Il y a du trafic à Châteauguay et pas seulement dans les rues. Dans le stationnement où est situé le magasin Bureau en gros, le Journal a constaté qu’un grand nombre d’automobilistes qui y circulent ne vont pas magasiner, mais contournent le boulevard D’Anjou. Une situation qui préoccupe des commerçants du secteur.
C’est un secret de polichinelle qu’il est possible de franchir les 650 mètres qui séparent le magasin Aubainerie, près de l’avenue de la Verdure, et la pharmacie Pharmaprix, près du boulevard Saint-Joseph, sans jamais rouler sur le boulevard D’Anjou.
Pour ce faire, il suffit d’emprunter les stationnements des huit commerces qui s’y trouvent. Si l’objectif est d’éviter le trafic, cela constitue une infraction au Code la sécurité routière qui interdit «de circuler sur une propriété privée pour éviter de se conformer à une signalisation».
Une voie de contournement
Le journal Le Soleil de Châteauguay est allé constater la situation sur les lieux, le lundi 7 mai, vers 16 h, en face du magasin Bureau en gros. En une demi-heure, sur les 55 véhicules qui sont entrés dans le stationnement via le boulevard Saint-Joseph, 35 ont poursuivi leur chemin vers le stationnement du magasin Canadian Tire, sans s’arrêter pour visiter un commerce. Cela représente 63 % des voitures calculées. Le test non scientifique a été fait dans une seule direction, le calcul étant impossible à faire dans les deux sens avec les deux seuls yeux de l’auteure de ses lignes.

Enjeu de sécurité
Selon le directeur général du Bureau en gros de Châteauguay, Yves Taillon, son stationnement est une véritable «voie de service» du boulevard D’Anjou. «Je dirais que 70 % des automobilistes qui roulent devant notre commerce passent tout droit (et ne viennent pas au commerce), indique-t-il. Le problème c’est que les voitures passent juste devant la porte du magasin.»
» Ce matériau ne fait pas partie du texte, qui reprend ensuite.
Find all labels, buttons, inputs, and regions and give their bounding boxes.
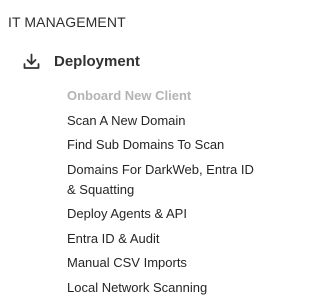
menu-item-scan-new-domain[interactable]: Scan A New Domain [67, 111, 257, 131]
menu-item-onboard-new-client: Onboard New Client [67, 88, 192, 103]
menu-item-find-sub-domains[interactable]: Find Sub Domains To Scan [67, 135, 257, 155]
menu-item-entra-id-audit[interactable]: Entra ID & Audit [67, 229, 257, 249]
menu-item-domains-darkweb-entra-squatting[interactable]: Domains For DarkWeb, Entra ID & Squattin… [67, 160, 257, 200]
download-icon [22, 52, 41, 71]
deployment-submenu: Onboard New Client Scan A New Domain Fin… [67, 86, 257, 302]
menu-item-local-network-scanning[interactable]: Local Network Scanning [67, 278, 257, 298]
section-header-it-management: IT MANAGEMENT [8, 14, 126, 30]
menu-item-manual-csv-imports[interactable]: Manual CSV Imports [67, 253, 257, 273]
nav-group-deployment[interactable]: Deployment [22, 50, 140, 72]
nav-group-label: Deployment [54, 52, 140, 70]
menu-item-deploy-agents-api[interactable]: Deploy Agents & API [67, 204, 257, 224]
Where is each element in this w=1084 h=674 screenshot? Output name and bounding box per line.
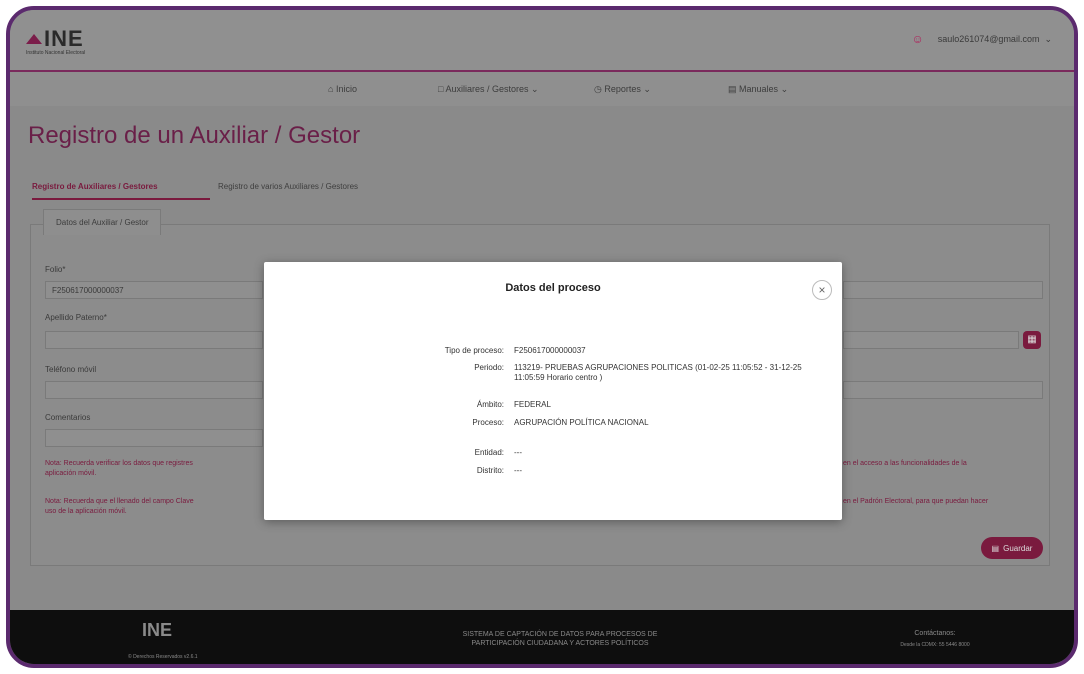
ine-logo[interactable]: INE (26, 26, 84, 52)
note-1-right: en el acceso a las funcionalidades de la (843, 460, 967, 467)
comentarios-field[interactable] (45, 429, 263, 447)
folio-field[interactable]: F250617000000037 (45, 281, 263, 299)
app-frame: INE Instituto Nacional Electoral ☺ saulo… (6, 6, 1078, 668)
footer-contact-phone: Desde la CDMX: 55 5446 8000 (900, 642, 970, 648)
nav-item-reportes[interactable]: ◷ Reportes ⌄ (594, 84, 651, 95)
chevron-down-icon: ⌄ (1044, 33, 1052, 44)
close-icon[interactable]: × (812, 280, 832, 300)
right-field-1[interactable] (843, 281, 1043, 299)
tab-registro-individual[interactable]: Registro de Auxiliares / Gestores (32, 182, 158, 191)
user-menu[interactable]: ☺ saulo261074@gmail.com ⌄ (911, 32, 1052, 46)
panel-tab-datos[interactable]: Datos del Auxiliar / Gestor (43, 209, 162, 235)
modal-title: Datos del proceso (505, 282, 601, 294)
apellido-paterno-field[interactable] (45, 331, 263, 349)
comentarios-label: Comentarios (45, 413, 91, 422)
note-1-left: Nota: Recuerda verificar los datos que r… (45, 460, 193, 477)
document-icon: □ (438, 84, 444, 94)
manual-icon: ▤ (728, 84, 737, 94)
calendar-icon: ▦ (1027, 334, 1037, 345)
save-button[interactable]: ▤ Guardar (981, 537, 1043, 559)
nav-item-auxiliares[interactable]: □ Auxiliares / Gestores ⌄ (438, 84, 539, 95)
nav-item-manuales[interactable]: ▤ Manuales ⌄ (728, 84, 788, 95)
page-title: Registro de un Auxiliar / Gestor (28, 122, 361, 149)
date-field[interactable] (843, 331, 1019, 349)
apellido-paterno-label: Apellido Paterno* (45, 313, 107, 322)
footer-contact-title: Contáctanos: (914, 630, 956, 637)
folio-label: Folio* (45, 265, 66, 274)
save-icon: ▤ (991, 543, 1000, 553)
telefono-label: Teléfono móvil (45, 365, 97, 374)
process-data-modal: Datos del proceso × Tipo de proceso: F25… (264, 262, 842, 520)
footer-system-name: SISTEMA DE CAPTACIÓN DE DATOS PARA PROCE… (462, 631, 658, 647)
ine-mark-icon (26, 34, 42, 44)
chevron-down-icon: ⌄ (643, 84, 651, 94)
nav-item-inicio[interactable]: ⌂ Inicio (328, 84, 357, 94)
logo-subtitle: Instituto Nacional Electoral (26, 50, 86, 56)
top-bar: INE Instituto Nacional Electoral ☺ saulo… (10, 10, 1074, 72)
footer-logo: INE (142, 620, 173, 640)
tab-registro-varios[interactable]: Registro de varios Auxiliares / Gestores (218, 182, 358, 191)
right-field-3[interactable] (843, 381, 1043, 399)
note-2-left: Nota: Recuerda que el llenado del campo … (45, 498, 194, 515)
note-2-right: en el Padrón Electoral, para que puedan … (843, 498, 989, 505)
footer: INE © Derechos Reservados v2.6.1 SISTEMA… (10, 610, 1074, 664)
main-nav: ⌂ Inicio □ Auxiliares / Gestores ⌄ ◷ Rep… (10, 72, 1074, 106)
footer-copyright: © Derechos Reservados v2.6.1 (128, 654, 198, 660)
clock-icon: ◷ (594, 84, 602, 94)
chevron-down-icon: ⌄ (531, 84, 539, 94)
telefono-field[interactable] (45, 381, 263, 399)
user-icon: ☺ (911, 32, 924, 46)
chevron-down-icon: ⌄ (780, 84, 789, 94)
user-email: saulo261074@gmail.com (937, 34, 1040, 44)
home-icon: ⌂ (328, 84, 334, 94)
logo-text: INE (44, 26, 84, 51)
calendar-button[interactable]: ▦ (1023, 331, 1041, 349)
tab-active-indicator (32, 198, 210, 200)
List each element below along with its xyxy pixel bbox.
Il craint pour la sécurité des clients qui entrent et sortent de son établissement. «Depuis la construction du (complexe pour retraités) Vice-Versa, nous avons énormément de personnes âgées qui viennent chez nous pour avoir du support technique et informatique», fait-il valoir.
Pour M. Taillon, qui est directeur à Châteauguay depuis 17 ans, le flot de circulation devant l’entrée de son magasin est un problème «criant» qui s’est accentué avec les années avec l’augmentation de la population dans la région. «C’est encore pire quand le boulevard est fermé par exemple pour la parade de la Saint-Patrick ou en raison d’un accident», souligne-t-il.
Le pied trop pesant
Jean Parisien, propriétaire du commerce voisin, le Canadian Tire, dresse un portrait semblable. Le fait que des automobilistes contournent le boulevard via son stationnement ne l’importune pas trop. «Le problème, c’est la vitesse. Les gens roulent trop vite. Moi j’ai des personnes âgées qui viennent au magasin. Aussi des papas et des mamans qui viennent avec leur enfant tout excité à l’idée d’acheter leur vélo. Un accident est si vite arrivé», illustre-t-il.
M.Parisien a fait ajouter des panneaux d’arrêt et d’autres indiquant une limite de vitesse de 10 km/h dans son stationnement dans l’espoir de ralentir le trafic. Malgré ces mesures, il constate régulièrement des voitures qui roulent trop vite. Des accidents, pas nécessairement graves, surviennent plusieurs fois par année. «Ce que je demande aux gens, c’est : pensez que vous êtes dans un stationnement. Des fois tu n’as pas l’impression de rouler vite, mais 40, 50 km/h c’est trop», observe-t-il.
Les deux commerçants n’ont pas envie de faire de la «répression» auprès des automobilistes qui roulent chez eux, mais espèrent les sensibiliser à ce problème. M.Taillon croit que les projets de développement au Centre régional situé juste à côté accroitront l’achalandage dans le secteur.